大阪市内の下町出身の私は、幼いとき、貧乏な友達と話していて、本の話ができなかった。本を読まない人は漫画すら読まないんだなあと、びっくりした。結構いた。
私は下町では裕福とされていたけれど、実はたいしたことなかった。一時、親が酒乱の父親と兄弟を養っていたからだ。両親は、だから、一生海外に行ってない。
しかし、私は、母方のいとこのところに行けば、童話やらが書庫にあって読み放題だったし、絵本も買ってもらっていたし、子供映画も東映と東宝を見ていた。美術館も幼いときから連れて行ってもらっていた。また、たくさんの人に守られていた。
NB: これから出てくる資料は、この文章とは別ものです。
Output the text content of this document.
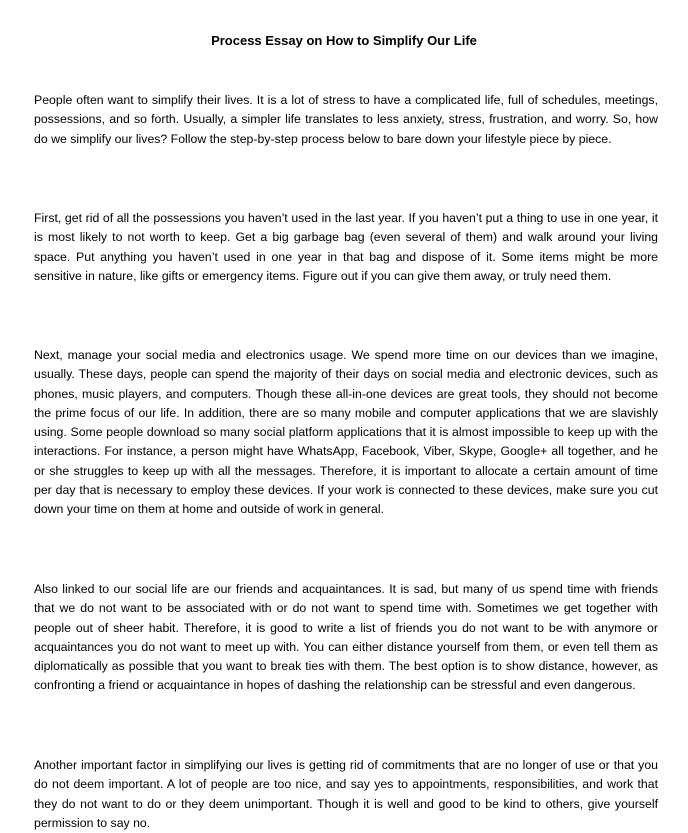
Process Essay on How to Simplify Our Life

People often want to simplify their lives. It is a lot of stress to have a complicated life, full of schedules, meetings, possessions, and so forth. Usually, a simpler life translates to less anxiety, stress, frustration, and worry. So, how do we simplify our lives? Follow the step-by-step process below to bare down your lifestyle piece by piece.

First, get rid of all the possessions you haven’t used in the last year. If you haven’t put a thing to use in one year, it is most likely to not worth to keep. Get a big garbage bag (even several of them) and walk around your living space. Put anything you haven’t used in one year in that bag and dispose of it. Some items might be more sensitive in nature, like gifts or emergency items. Figure out if you can give them away, or truly need them.

Next, manage your social media and electronics usage. We spend more time on our devices than we imagine, usually. These days, people can spend the majority of their days on social media and electronic devices, such as phones, music players, and computers. Though these all-in-one devices are great tools, they should not become the prime focus of our life. In addition, there are so many mobile and computer applications that we are slavishly using. Some people download so many social platform applications that it is almost impossible to keep up with the interactions. For instance, a person might have WhatsApp, Facebook, Viber, Skype, Google+ all together, and he or she struggles to keep up with all the messages. Therefore, it is important to allocate a certain amount of time per day that is necessary to employ these devices. If your work is connected to these devices, make sure you cut down your time on them at home and outside of work in general.

Also linked to our social life are our friends and acquaintances. It is sad, but many of us spend time with friends that we do not want to be associated with or do not want to spend time with. Sometimes we get together with people out of sheer habit. Therefore, it is good to write a list of friends you do not want to be with anymore or acquaintances you do not want to meet up with. You can either distance yourself from them, or even tell them as diplomatically as possible that you want to break ties with them. The best option is to show distance, however, as confronting a friend or acquaintance in hopes of dashing the relationship can be stressful and even dangerous.

Another important factor in simplifying our lives is getting rid of commitments that are no longer of use or that you do not deem important. A lot of people are too nice, and say yes to appointments, responsibilities, and work that they do not want to do or they deem unimportant. Though it is well and good to be kind to others, give yourself permission to say no.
やはり、都会の恵まれたほうの娘だったのだ。
本を読むのは修行がいる。絵本から、積み上げなければならないこと。そして、本が読みこなせなければ、勉強ができないことを、中産階級が多い、高校に行って、知った。だいたい、中学の英語の教科書が違うのだ。みんな、読みこなせなかったので、一番簡単なものだった。一緒に進学したものは、戸惑ってしまった。
もちろん、教育にたづさわる先生たちは知っておられて、小学校の五六年のころの名物教師だった担任は、グループを作って、落語の話術の勉強会を主催していた。子たちにわかりやすく、飽きさせないためだ。かろうじて残った、貸本やの親父は、手塚本をみんなに薦めていた。医者は栄養指導をしていた。漬け物を食べ過ぎると、妊娠中毒になって、命も危ないことを皆が知らなかったからだ。教育がないことが、貧乏につながることを、何となく、皆知っていたから、そういったことをしたのだろう。
そういう人がいなくなって、マンガも読めなくなったのはこれは必然だ。
マンガが「読めない」若い衆から - king-biscuit works 昔も当たり前にあった。でも、中学を卒業する頃には、ほとんどの人がマンガを楽しめるようになっていたと思う。それが、わからなくなったのは、貧乏が身近でなくなったからだ。教師になる人も、まさか、教えなければ、絵もかけないし、マンガも読めないとは知らない人が多い。また、年配の教師も経験として、伝えてない。
今一番、知っているのは、真ん中ぐらいにいる若ものたちとお母さんたちだ。
不登校経験者の長男から、私はtwitterの炎上の原因を知った。パソコンをいじれる若者は実はとても少ないのだ。その子たちが、便利すぎるスマホを使いこなせられないらしい。マンガも読めない訳だから。また、任天堂のゲームをいじれない子も増えてるらしい。ポケモン、難しいし、根がいるんです。
西原理恵子が、メジャーになったのは、実はなかったことになっていたことをユーモアで描いたからだと思っている。彼女を読んでいるのは、今子育て、真っ最中のお母さんたちが多い。実感として、貧乏がひたひたと浸食してしているのが、わかるからだと思う。まず、敵を知らなければね。
まあ、私も、子育てしながら、子供のときの経験の意味が、骨身にしみたのだけれど。主人は自分の裕福さが、わからなかったし、私は、自分が傍観者として、うっすらと、見たことの意味がわからなかった。社会が子供を育てることがわからなかった。色々とつらい経験をした。
これは、でも、済んでしまったことだ。これからも、世の中の隅っこで考えながら、できることをやっていくしかないなあ、と思っている。